Continental price shows symptoms of weakness.

Continental Price Shows Symptoms of Weakness

Several securities analysts are warning that $12.75 a share may be too much to pay for Continental Bank Corp., even though the price is only about half of the bank's book value.

A syndicate coordinating the Federal Deposit Insurance Corp.'s sale of its stake in Continental priced the shares late last week at a 46.7% discount from book value, which was $23.90 on March 31.

Two signs of weakness give analysts cause for concern. Not only are regulators pressuring Continental to trim its dividend, but the company's reserve for loan losses has dwindled as a percentage of problem loans.

Downside Risk

The potentially painful cures - a dividend cut or a profit-draining loss provision - could hurt Continental's stock.

"There definitely is downside risk on Continental because the company doesn't have a great deal of flexibility," said Adam Klauber, a banking analyst with Duff & Phelps, Chicago.

Continental's stock closed Friday at $13.125. That compares with a 52-week low of $7.375 and a high of $17.50.

The investment banking group led by Merrill Lynch & Co. plans to complete the sale of the FDIC's remaining 26.3% stake in Chicago-based Continental by June 6. Goldman Sachs, Lehman Brothers, and Dean Witter Reynolds are also part of the syndicate.

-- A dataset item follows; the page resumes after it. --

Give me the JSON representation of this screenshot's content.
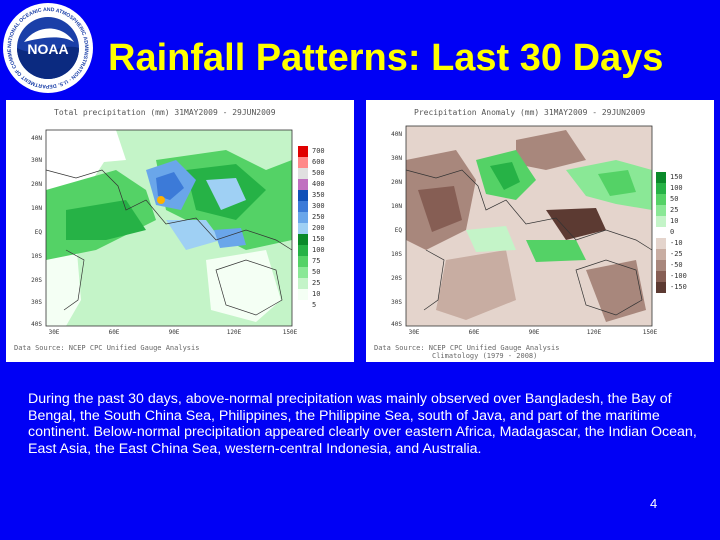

According to Oppenheimer & Co. estimates, the parent company's first-quarter payout to shareholders of 25 cents a share equaled 86.2% of operating earnings per share. During the past five quarters combined, Oppenheimer estimates, Continental paid $1.04 of dividends for every $1 of operating income.

Public Shareholders' Bonanza

Public shareholders were fortunate. In filings with the Securities and Exchange Commission, Continental reported that its lead unit, Continental Bank, skipped a dividend to its parent in first-quarter 1991.

Meanwhile, Continental's nonperforming assets rose by a relatively modest 6.8% during the first quarter. But the company's $768 million caseload at period end comprised 5% of gross loans and represented a 64% increase since March 31, 1990.

Continental also saw its ratio of loss reserves to problem loans slip to 43% from 57% during the 12 months ended march 31. By contrast, 153 publicly owned banking companies surveyed by Keefe, Bruyette & Woods Inc. in aggregate reported a 75.6% reserve ratio at March 31.

Recessionary Background

Continental's vulnerability, Mr. Klauber said, stems in part from its focus on commercial banking, which in the current recessionary environment is not a robust market. "The company's reserve level is low, and core earnings aren't strong enough to insulate if from further asset-quality problems," Mr. Klauber said.

In its SEC filing, Continental said it "continues to focus on the level of dividends," and on improving asset quality.

Livia Asher, a banking analyst with Merrill Lynch, said Continental's words of caution are "prospectus language" that should not cause great concern to investors.

"My view is that Continental can continue to pay the dividend," Ms. Asher said.

Christopher Kotowski, a banking analyst with Oppenheimer (which is not participating in the Continental syndication), is more pessimistic. He noted that Continental finished the first quarter with $1.8 billion of commercial mortgage and construction loans and $2.1 billion of HLT loans.

Said Mr. Kotowski: "There's always someone out there who clings to the hope that dividends won't be cut and who ends up disappointed."